How to analyze qualitative and quantitative research?
Both these research approaches are based on data. Once you have this data, however, you need to analyze it to answer your research questions. The method to do this depends on the research approach you use.
Analyzing quantitative data
To analyze quantitative data, you’ll need to use mathematical or statistical analysis. This can involve anything from calculating simple averages to applying complex and advanced methods to calculate the statistical significance of the results. No matter what analysis methods you use, it will enable you to spot trends and patterns in your data.
Considering the above, you can use tools, applications, and programming languages like R to calculate:
- The average of a set of numbers. This could, for instance, be the case where you calculate the average scores students obtained in a test or the average time people spend on a website.
- The frequency of a specific response. This will be the case where you, for example, use open-ended survey questions during qualitative analysis. You could then calculate the frequency of a specific response for deeper insights.
- Any correlation between different variables. Through mathematical analysis, you can calculate whether two or more variables are directly or indirectly correlated. In turn, this could help you identify trends in the data.
- The statistical significance of your results. By analyzing the data and calculating the statistical significance of the results, you’ll be able to see whether certain occurrences happen randomly or because of specific factors.
Analyzing qualitative data
Analyzing qualitative data is more complex than quantitative data. This is simply because it’s not based on numerical values but rather text, images, video, and the like. As such, you won’t be able to use mathematical analysis to analyze and interpret your results.
Because of this, it relies on a more interpretive analysis style and a strict analytical framework to analyze data and extract insights from it.
Some of the most common ways to analyze qualitative data include:
- Qualitative content analysis. In a content analysis, you’ll analyze the language used in a specific piece of text. This allows you to understand the intentions of the author, who the audience is, and find patterns and correlations in how different concepts are communicated. A major benefit of this approach is that it follows a systematic and transparent process that other researchers will be able to replicate. As such, your research will produce highly reliable results. Keep in mind, however, that content analysis can be time-intensive and difficult to automate. ➡️ Learn how to do a content analysis in the guide.

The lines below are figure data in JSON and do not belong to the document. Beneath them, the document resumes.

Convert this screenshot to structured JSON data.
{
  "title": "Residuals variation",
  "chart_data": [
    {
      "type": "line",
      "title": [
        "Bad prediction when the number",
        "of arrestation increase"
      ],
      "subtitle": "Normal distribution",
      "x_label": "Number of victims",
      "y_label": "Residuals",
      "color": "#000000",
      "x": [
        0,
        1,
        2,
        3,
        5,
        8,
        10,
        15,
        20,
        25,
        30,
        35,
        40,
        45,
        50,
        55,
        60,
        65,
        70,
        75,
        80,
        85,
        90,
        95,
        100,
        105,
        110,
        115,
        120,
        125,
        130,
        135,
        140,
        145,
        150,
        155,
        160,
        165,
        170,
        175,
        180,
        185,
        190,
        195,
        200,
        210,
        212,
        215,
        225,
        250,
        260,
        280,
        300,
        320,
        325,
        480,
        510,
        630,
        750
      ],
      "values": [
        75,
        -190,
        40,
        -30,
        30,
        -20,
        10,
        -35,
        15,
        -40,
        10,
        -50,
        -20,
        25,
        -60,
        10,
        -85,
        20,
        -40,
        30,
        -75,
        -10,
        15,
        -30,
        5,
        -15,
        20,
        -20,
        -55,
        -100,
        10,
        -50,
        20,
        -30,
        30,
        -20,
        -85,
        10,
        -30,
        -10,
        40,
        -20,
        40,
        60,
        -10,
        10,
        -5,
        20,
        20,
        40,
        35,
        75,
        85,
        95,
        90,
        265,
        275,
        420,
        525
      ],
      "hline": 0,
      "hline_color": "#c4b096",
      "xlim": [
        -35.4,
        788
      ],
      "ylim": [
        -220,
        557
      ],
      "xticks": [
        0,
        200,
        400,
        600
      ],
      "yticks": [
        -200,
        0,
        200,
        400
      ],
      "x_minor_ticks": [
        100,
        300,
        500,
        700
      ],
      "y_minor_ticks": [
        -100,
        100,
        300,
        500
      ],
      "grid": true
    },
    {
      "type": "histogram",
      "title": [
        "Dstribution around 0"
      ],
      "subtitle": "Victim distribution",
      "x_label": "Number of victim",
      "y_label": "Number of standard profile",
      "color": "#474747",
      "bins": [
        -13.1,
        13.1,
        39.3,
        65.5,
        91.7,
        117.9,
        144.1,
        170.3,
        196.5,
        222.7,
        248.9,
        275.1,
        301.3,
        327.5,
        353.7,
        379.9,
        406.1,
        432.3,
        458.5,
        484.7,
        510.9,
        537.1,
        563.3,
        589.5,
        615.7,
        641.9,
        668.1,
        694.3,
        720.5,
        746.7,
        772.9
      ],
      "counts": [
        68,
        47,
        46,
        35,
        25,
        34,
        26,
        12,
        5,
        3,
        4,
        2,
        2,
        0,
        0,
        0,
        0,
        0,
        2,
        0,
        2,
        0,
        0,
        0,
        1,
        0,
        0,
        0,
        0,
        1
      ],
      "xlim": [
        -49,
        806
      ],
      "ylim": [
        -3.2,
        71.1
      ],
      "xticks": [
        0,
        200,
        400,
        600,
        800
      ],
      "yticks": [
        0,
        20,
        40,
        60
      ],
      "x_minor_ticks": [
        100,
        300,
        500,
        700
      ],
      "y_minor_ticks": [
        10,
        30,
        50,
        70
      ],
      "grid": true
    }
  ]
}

- Thematic analysis. In a thematic analysis, you’ll analyze data with a view of extracting themes, topics, and patterns in the data. Although thematic analysis can encompass a range of diverse approaches, it’s usually used to analyze a collection of texts like survey responses, focus group discussions, or transcriptions of interviews. One of the main benefits of thematic analysis is that it’s flexible in its approach. However, in some cases, thematic analysis can be highly subjective, which, in turn, impacts the reliability of the results. ➡️ Learn how to do a thematic analysis in this guide.
- Discourse analysis. In a discourse analysis, you’ll analyze written or spoken language to understand how language is used in real-life social situations. As such, you’ll be able to determine how meaning is given to language in different contexts. This is an especially effective approach if you want to gain a deeper understanding of different social groups and how they communicate with each other. As such, it’s commonly used in humanities and social science disciplines.